Malgré cette « petite » retraite d’institutrice, Emmanuelle garde un regard positif sur son métier et sur la suite. « C’est un métier passionnant qui allie connaissances et psychologie. L’une de mes nièces veut devenir institutrice et je l’y encourage. Quand je repense à tous les projets que j’ai montés, toutes les expériences que j’ai vécues avec les élèves, je suis très contente d’avoir fait ce choix de carrière. Et croiser d’anciens élèves dans la rue est toujours gratifiant. » Elle prépare désormais un nouveau projet : devenir écrivain public pour aider les habitants de Bar-Le-Duc à mieux écrire, à faire moins de fautes, « gratuitement bien sûr. » « Je suis en train de discuter avec les centres sociaux de Bar-Le-Duc pour le mettre en place. Après tout, je ne suis quand même pas trop âgée », sourit-elle. En parallèle, nombre de futurs retraités scrutent déjà l’évolution du cumul emploi-retraite : le dispositif doit se durcir au 1er janvier 2027 avec un plafond de revenus d’activité d’environ 7 000 euros par an entre l’âge légal et 67 ans, alors que ceux qui liquideront leurs droits avant le 31 décembre 2026 resteront soumis aux règles actuelles, plus souples.

En bref

  • En 2020, Emmanuelle, institutrice à Bar-le-Duc, part à la retraite à 57 ans après plus de 30 ans de carrière en maternelle, Segpa et REP+.

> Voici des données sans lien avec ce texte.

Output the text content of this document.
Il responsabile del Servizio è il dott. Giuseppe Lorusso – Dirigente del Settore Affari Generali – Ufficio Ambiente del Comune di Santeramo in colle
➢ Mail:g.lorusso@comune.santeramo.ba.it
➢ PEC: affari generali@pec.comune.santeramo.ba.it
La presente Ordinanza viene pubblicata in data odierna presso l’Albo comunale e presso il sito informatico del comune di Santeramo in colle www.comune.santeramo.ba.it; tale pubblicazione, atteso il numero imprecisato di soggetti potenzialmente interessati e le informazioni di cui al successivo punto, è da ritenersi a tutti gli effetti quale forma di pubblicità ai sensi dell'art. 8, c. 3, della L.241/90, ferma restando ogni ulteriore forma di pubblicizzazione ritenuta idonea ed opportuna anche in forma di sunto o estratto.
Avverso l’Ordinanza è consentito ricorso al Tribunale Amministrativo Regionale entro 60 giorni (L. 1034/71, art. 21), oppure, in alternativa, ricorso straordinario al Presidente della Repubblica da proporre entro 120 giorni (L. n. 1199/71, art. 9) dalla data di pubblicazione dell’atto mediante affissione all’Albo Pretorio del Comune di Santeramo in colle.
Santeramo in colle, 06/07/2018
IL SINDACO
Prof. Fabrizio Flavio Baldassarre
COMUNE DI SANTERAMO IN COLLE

  • Son dernier salaire d’environ 2 300 € nets se transforme en pension corrigée de 1 577 €, insuffisante pour couvrir un budget serré entre loyer, énergie et santé.
  • Entre déficit mensuel de 200 €, aide d’un proche, projet d’écrivain public et durcissement annoncé du cumul emploi-retraite, son témoignage interroge le revenu réel des institutrices retraitées.